Comment WeProov sécurise l’acte de louer

Présente à Aix-en-Provence où elle a implanté son premier bureau, la start-up née à Paris a mis au point une application permettant de fournir des preuves visuelles utiles en cas d’états des lieux. Concept qui ne connaît pour l’heure pas d’équivalent en Europe assure-t-elle.

Voilà un concept qui s’inscrit parfaitement dans l’ère de la consommation collaborative et de la location entre particuliers… mais pas seulement. Gabriel Tissandier et Alexandre Meyer, cofondateurs de WeProov, start-up d’Asnières sise aussi à présent à Aix-en-Provence, ont mis au point une application smartphone dont l’objectif, « est d’établir un état des lieux, de fournir des preuves visuelles, à l’instant T, relatif à un bien quel qu’il soit : voiture, maison… » explique Gabriel Tissandier.  Plus concrètement, il consiste en un tutoriel visant à réaliser un scan photographique 360 degrés, validé ensuite via signature directe sur l’écran, et suivi d’un rapport envoyé par la start-up dans la boîte mail de l’utilisateur.

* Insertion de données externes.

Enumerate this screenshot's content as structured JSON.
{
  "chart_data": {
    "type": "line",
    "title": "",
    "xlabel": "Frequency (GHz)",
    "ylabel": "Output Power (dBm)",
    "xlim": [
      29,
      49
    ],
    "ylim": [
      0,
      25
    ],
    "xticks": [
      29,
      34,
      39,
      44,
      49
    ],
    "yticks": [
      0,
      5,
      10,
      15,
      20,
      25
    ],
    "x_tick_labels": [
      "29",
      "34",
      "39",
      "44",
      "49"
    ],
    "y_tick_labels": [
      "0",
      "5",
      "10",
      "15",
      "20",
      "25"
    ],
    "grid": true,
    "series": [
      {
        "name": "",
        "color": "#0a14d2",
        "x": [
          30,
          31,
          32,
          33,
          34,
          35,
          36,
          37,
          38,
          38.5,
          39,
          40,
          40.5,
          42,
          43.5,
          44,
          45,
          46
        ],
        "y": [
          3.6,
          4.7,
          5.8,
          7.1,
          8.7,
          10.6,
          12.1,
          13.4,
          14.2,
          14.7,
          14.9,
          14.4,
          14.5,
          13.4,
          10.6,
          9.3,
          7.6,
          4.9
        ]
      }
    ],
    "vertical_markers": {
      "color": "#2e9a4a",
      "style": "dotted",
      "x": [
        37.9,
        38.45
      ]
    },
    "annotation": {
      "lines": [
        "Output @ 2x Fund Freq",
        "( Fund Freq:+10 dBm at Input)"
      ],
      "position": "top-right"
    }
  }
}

En somme, un outil numérique rassurant, à même d’éliminer « les sources de problème ou de conflit, sans bien sûr se substituer à un huissier ».

Inspirée directement du vécu des deux fondateurs, utilisateurs fréquents de sites de location de voitures entre particuliers, l’idée s’est ébauchée en novembre 2014, « puis nous avons commencé notre activité voici un an et demi, en juin 2015. Nous étions tous les deux à l’époque sur un coin de table, nous comptons 10 collaborateurs aujourd’hui », poursuit Alexandre Meyer.

Propositions de rachat

Preuve que l’activité a trouvé son public ? Aux côtés des quelques 2 000 utilisateurs particuliers, le concept a séduit de nombreuses entreprises, œuvrant notamment dans le domaine de l’automobile : loueurs, sociétés de leasing, concessions, convoyeurs… mais aussi dans le secteur de l’assurance, comme le groupe Foyer. Des clients implantés autant en France qu’à l’étranger.

« Nous avons également des utilisateurs aux Etats-Unis et en Australie. Notre application a été développée en trois langues : français, anglais et espagnol« .

Le modèle économique, lui, est fondé sur des abonnements au mois pour les entreprises. Avec deux formules au choix : une standard et une personnalisée, plus adaptée aux besoins de ces dernières. « A cela, d’autres services, d’autres fonctionnalités peuvent s’ajouter ». Les particuliers, quant à eux, se voient offrir les deux premiers états des lieux, et payent la prestation à partir du troisième. Un business model qui permet aux co-fondateurs de prospérer, même si ces derniers restent discrets sur leur chiffre d’affaires.

« Ce que l’on peut dire, c’est que le potentiel de notre structure a su attirer l’attention de nombreux acteurs : nous avons eu déjà plusieurs propositions de rachat émanant de sociétés étrangères« .

Bientôt la version 2

Une activité dynamique qui a permis pour l’heure aux deux fondateurs d’avancer jusqu’ici sans lever de fonds. Même si aujourd’hui, la nécessité d’accélérer leur croissance et de développer leurs outils numériques se fait sentir. « L’objectif est de travailler sur une version 2 optimisée de l’application, visant à répondre à tout type de situation. Pour ce faire, il faut travailler sur de nouvelles fonctionnalités, intégrer par exemple une reconnaissance automatique des dégâts. Ce sont des projets à moyen/long terme« , reprend Gabriel Tissandier.  Ainsi son associé, Alexandre Meyer, vient-il d’entamer un roadshow auprès d’investisseurs. « Notre choix se porterait plutôt sur des business angels, qui pourraient, outre l’aspect financier, nous apporter une expertise métier. Nous en sommes demandeurs, compte tenu de la valeur numérique de nos projets », concluent les deux jeunes entrepreneurs, âgés seulement de… 25 et 27 ans.